1. MD/DO requires 4 years of undergrad, 4 years of medical school, and 3-4 years of residency. So 11-12 years of training. CRNA requires 4 years of BSN (or other B.S. followed by MSN to a PMC in Nursing Anesthesiology) followed by 1-2 years of ICU work experience, then 36 months (28-36 variable) CRNA school. This adds up to 7.5-9 years of training.

Does this gap really make that much of a difference? I have seen those fighting "on the MD side" say that the breadth of knowledge and skill is so much deeper for the MD, but the training time doesn't seem to reflect that too much. However, the clinical hours certainly favor the MD (I saw one figure with something like 1600 CRNA vs 12-16k for MD).
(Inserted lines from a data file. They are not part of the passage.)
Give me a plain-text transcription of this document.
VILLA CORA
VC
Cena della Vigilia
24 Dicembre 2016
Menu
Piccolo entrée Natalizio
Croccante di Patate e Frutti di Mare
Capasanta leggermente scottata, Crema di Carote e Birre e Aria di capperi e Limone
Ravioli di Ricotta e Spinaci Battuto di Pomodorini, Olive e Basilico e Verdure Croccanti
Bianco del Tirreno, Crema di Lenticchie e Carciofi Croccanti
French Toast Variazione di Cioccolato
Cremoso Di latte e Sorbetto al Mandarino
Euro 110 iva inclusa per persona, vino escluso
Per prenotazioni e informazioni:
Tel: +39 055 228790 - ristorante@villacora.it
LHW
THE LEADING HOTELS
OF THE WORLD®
2. 17 states have opted out of the MD-A supervision of CRNAs. Thoughts? With some experience, from most of what I've read CRNAs are probably more than capable for most situations. It seems that the MD advocates seem to think they're incapable to handling an emergency situation effectively without the MD. Is this really true? I have a hard time believing that the CRNA is the cop that can't stop Dr. Evil but tries really hard and the MD swoops in with the red cape and muscle suit and saves the day. But then, I don't know how the CRNA is trained in these situations and am confident that the MD is definitely trained to handle the situation.

Thoughts?

3. Surgeons becoming the supervising physician...

Ruh Roh. That doesn't sound good. Surgeons cut, MD-As gas. Who would take over as the supervising physician, or could the CRNA become the responsible party for the gas & drugs? Who's to say that a physician absolutely has to be the supervising all-power here? I know, of course, there are laws that say just that. But if a CRNA is considered an APRN, why would they be required to have physician supervision - wouldn't they be the responsible party themselves for the anesthesia?

I myself am pursuing CRNA after I finish my current MSN, and honestly don't have an opinion one way or the other. I have no quarrels with working under an MD - they certainly will be a fantastic resource & supervising power, and I expect to still have a reasonable amount of autonomy either way. I'm just trying to understand both sides - I've seen some pretty strong opinions both ways. Please share!

You are going to be a fantastic CRNA, you've already consumed the kool aid so they won't have to spend the first few months of your CRNA schooling convincing you of your equality.